Le chhurpi est un fromage à pâte dure traditionnellement produit dans les régions montagneuses de l’Etat du Sikkim (Nord-Est) ainsi qu’au Népal et au Tibet tout proches. On distingue le chhurpi doux, préparé à base de lait de vache, du chhurpi dur au lait de yaks et conservé dans le mongnang, la peau de l’animal. « Bien qu’assez cher, le ‘chhurpi’ est considéré comme un mets de choix. On veille à ce qu’il soit toujours présent lors des repas de mariage. On le hache avec de la coriandre pour en faire des chutneys (sauces), à savourer longtemps après leur préparation. Accompagné de tranches de radis, le ‘chhurpi’ se conserve délicieusement en saumure. Mais, le ‘chhurpi’ dur n’est pas accessible à tous. Il est produit à des altitudes élevées. Le ‘chhurpi’ doux, quant à lui, est souvent utilisé dans nos cuisines », explique Diki, habitante du Sikkim.

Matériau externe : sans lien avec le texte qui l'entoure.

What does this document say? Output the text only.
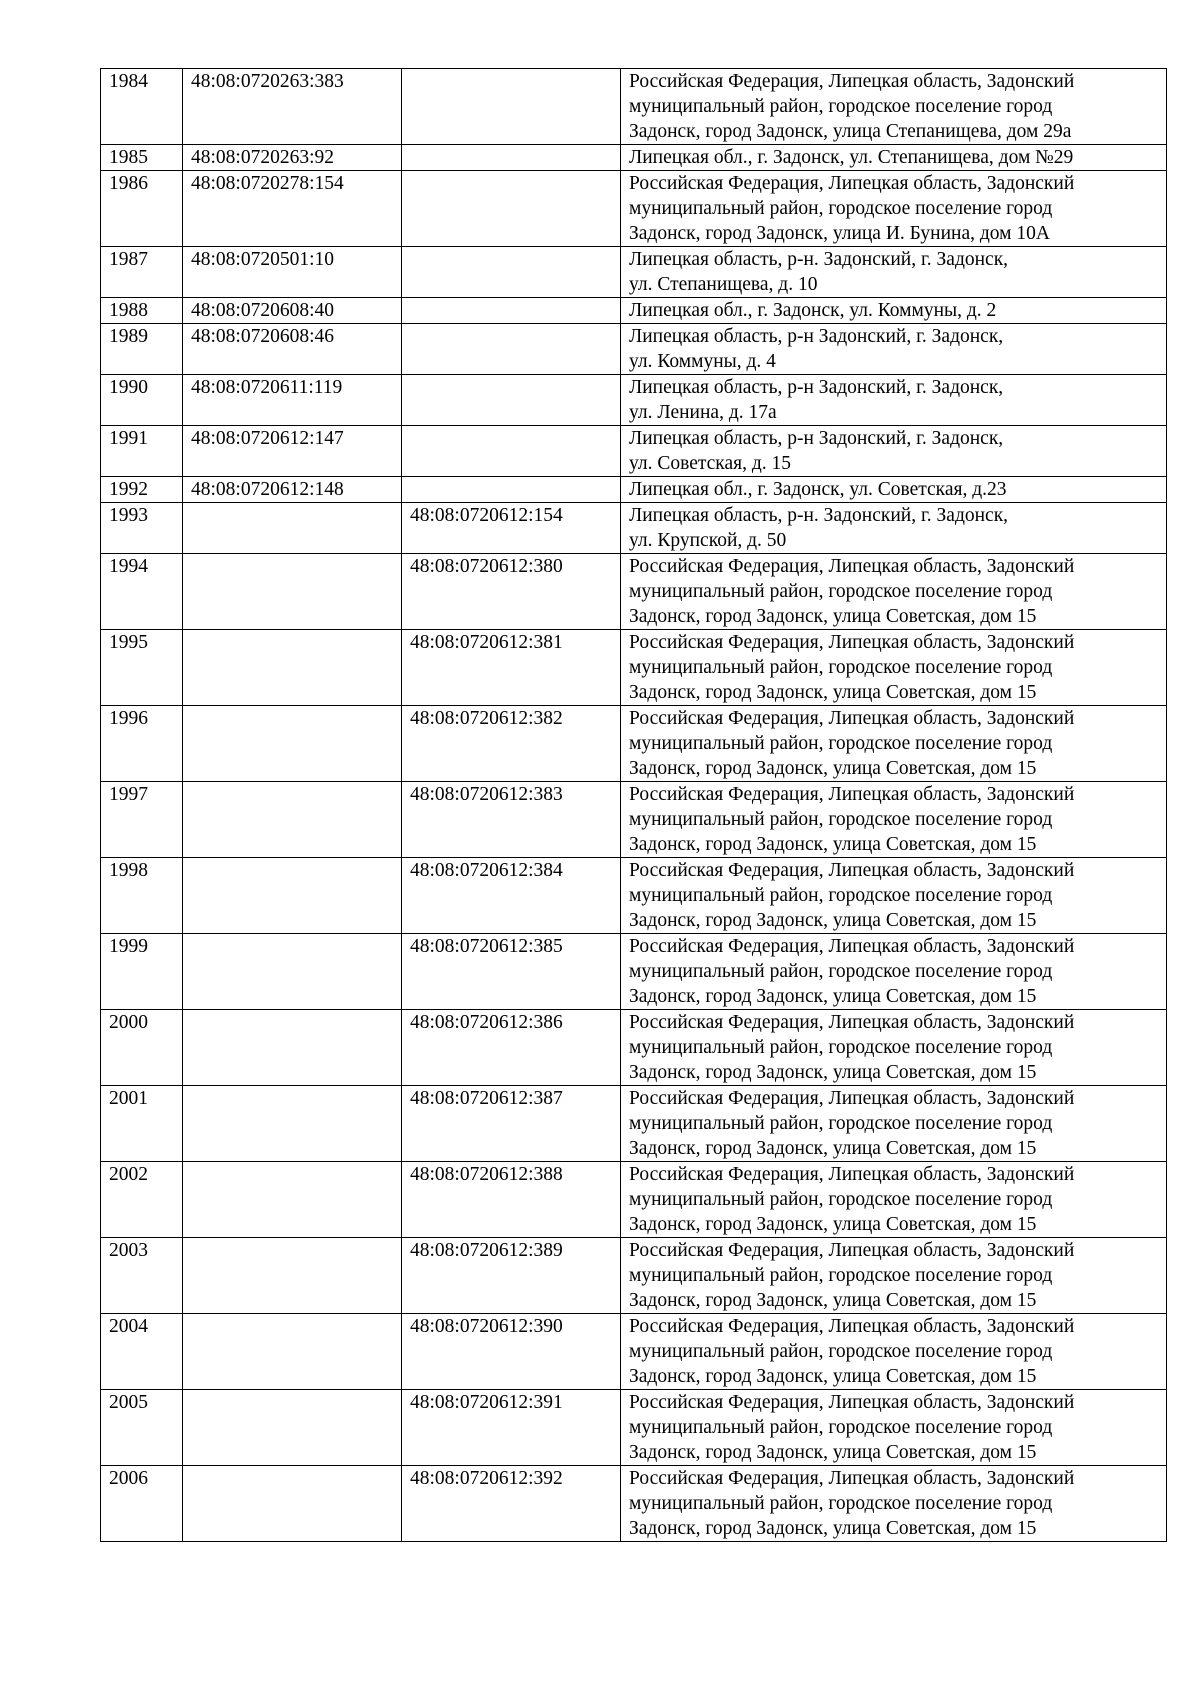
1984	48:08:0720263:383		Российская Федерация, Липецкая область, Задонский
муниципальный район, городское поселение город
Задонск, город Задонск, улица Степанищева, дом 29а
1985	48:08:0720263:92		Липецкая обл., г. Задонск, ул. Степанищева, дом №29
1986	48:08:0720278:154		Российская Федерация, Липецкая область, Задонский
муниципальный район, городское поселение город
Задонск, город Задонск, улица И. Бунина, дом 10А
1987	48:08:0720501:10		Липецкая область, р-н. Задонский, г. Задонск,
ул. Степанищева, д. 10
1988	48:08:0720608:40		Липецкая обл., г. Задонск, ул. Коммуны, д. 2
1989	48:08:0720608:46		Липецкая область, р-н Задонский, г. Задонск,
ул. Коммуны, д. 4
1990	48:08:0720611:119		Липецкая область, р-н Задонский, г. Задонск,
ул. Ленина, д. 17а
1991	48:08:0720612:147		Липецкая область, р-н Задонский, г. Задонск,
ул. Советская, д. 15
1992	48:08:0720612:148		Липецкая обл., г. Задонск, ул. Советская, д.23
1993		48:08:0720612:154	Липецкая область, р-н. Задонский, г. Задонск,
ул. Крупской, д. 50
1994		48:08:0720612:380	Российская Федерация, Липецкая область, Задонский
муниципальный район, городское поселение город
Задонск, город Задонск, улица Советская, дом 15
1995		48:08:0720612:381	Российская Федерация, Липецкая область, Задонский
муниципальный район, городское поселение город
Задонск, город Задонск, улица Советская, дом 15
1996		48:08:0720612:382	Российская Федерация, Липецкая область, Задонский
муниципальный район, городское поселение город
Задонск, город Задонск, улица Советская, дом 15
1997		48:08:0720612:383	Российская Федерация, Липецкая область, Задонский
муниципальный район, городское поселение город
Задонск, город Задонск, улица Советская, дом 15
1998		48:08:0720612:384	Российская Федерация, Липецкая область, Задонский
муниципальный район, городское поселение город
Задонск, город Задонск, улица Советская, дом 15
1999		48:08:0720612:385	Российская Федерация, Липецкая область, Задонский
муниципальный район, городское поселение город
Задонск, город Задонск, улица Советская, дом 15
2000		48:08:0720612:386	Российская Федерация, Липецкая область, Задонский
муниципальный район, городское поселение город
Задонск, город Задонск, улица Советская, дом 15
2001		48:08:0720612:387	Российская Федерация, Липецкая область, Задонский
муниципальный район, городское поселение город
Задонск, город Задонск, улица Советская, дом 15
2002		48:08:0720612:388	Российская Федерация, Липецкая область, Задонский
муниципальный район, городское поселение город
Задонск, город Задонск, улица Советская, дом 15
2003		48:08:0720612:389	Российская Федерация, Липецкая область, Задонский
муниципальный район, городское поселение город
Задонск, город Задонск, улица Советская, дом 15
2004		48:08:0720612:390	Российская Федерация, Липецкая область, Задонский
муниципальный район, городское поселение город
Задонск, город Задонск, улица Советская, дом 15
2005		48:08:0720612:391	Российская Федерация, Липецкая область, Задонский
муниципальный район, городское поселение город
Задонск, город Задонск, улица Советская, дом 15
2006		48:08:0720612:392	Российская Федерация, Липецкая область, Задонский
муниципальный район, городское поселение город
Задонск, город Задонск, улица Советская, дом 15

Surnommé « la mozzarella du Kashmir », le kalari est un fromage artisanal de l’Etat du Jammu et Kashmir (Nord). Préparé traditionnellement par les tribus gujjar de la région de l’Himalaya, ce fromage en forme de disque et légèrement aigre, est l’ingrédient de base de plusieurs plats typiques de la région. « Le ‘kalari’ est le fromage le plus célèbre du quartier d’Udhampur à Jammu. Le ‘kalari kulcha’, sorte de sandwich au fromage vendu par les marchands ambulants, est un plat très prisé des habitants. Dans les rues de Jammu, les stands de nourriture et de thé servent des galettes de ‘kalari’ frites à l’huile, entre deux tranches de pain, assaisonnées de sel, de poudre de piment rouge, accompagnées de chutney rouge et vert », explique Sushil, originaire de Jammu. Et d’ajouter, « Le ‘kalari’ est largement utilisé dans les préparations culinaires. Comme les ‘pakoras de kalari’, boulettes de fromage enveloppées de farine de pois chiche et frites qu’on mange chaudes avec le thé. »
Autre spécialité fromagère des régions éloignées des gujjar, le qudam, ce fromage à pâte molle et friable est légèrement salé au goût. Bien que de longue conservation, le qudam ne se trouve pas facilement en magasin.
Une demande en hausse
Bien qu’Amul reste leader sur le marché du fromage industriel indien, la demande de fromage naturel est en pleine croissance. Le fromage n’est plus l’apanage des seuls restaurants français chics et couteux, il s’est rapidement inscrit aux menus des pizzerias et des restaurants populaires. Toutefois, les turophiles indiens, notamment ceux qui ont voyagé à l’étranger ou ont eu l’occasion de goûter d’authentiques fromages français ou italiens, recherchent une saveur comparable à domicile.
Hormis la fabrication des célèbres Gouda, Camembert et Brie, certaines fermes indiennes ont aussi inventé leurs propres variétés de fromage. Par exemple, la ferme Cheese, située à Pondicherry, fabrique du jeera, du lofabu (sorte de Gouda) assaisonné de graines de cumin. Il est fréquemment servi lors de cocktails, sur des plateaux de fromage ou fondu pour agrémenter un plat. Le pondicherri, compact et pâteux, conservé dans des feuilles de curry, est produit par la Mango Hill Cheese, également basée à Pondicherry. Variante du Camembert original, le Camembay (Bombay + Camembert) a été inventé par la Spotted Cow Fromagerie et s’inspire de la texture lisse et crémeuse du fromage français. Autre création, le Bombrie (Bombay + Brie) est également en vente à l’usine.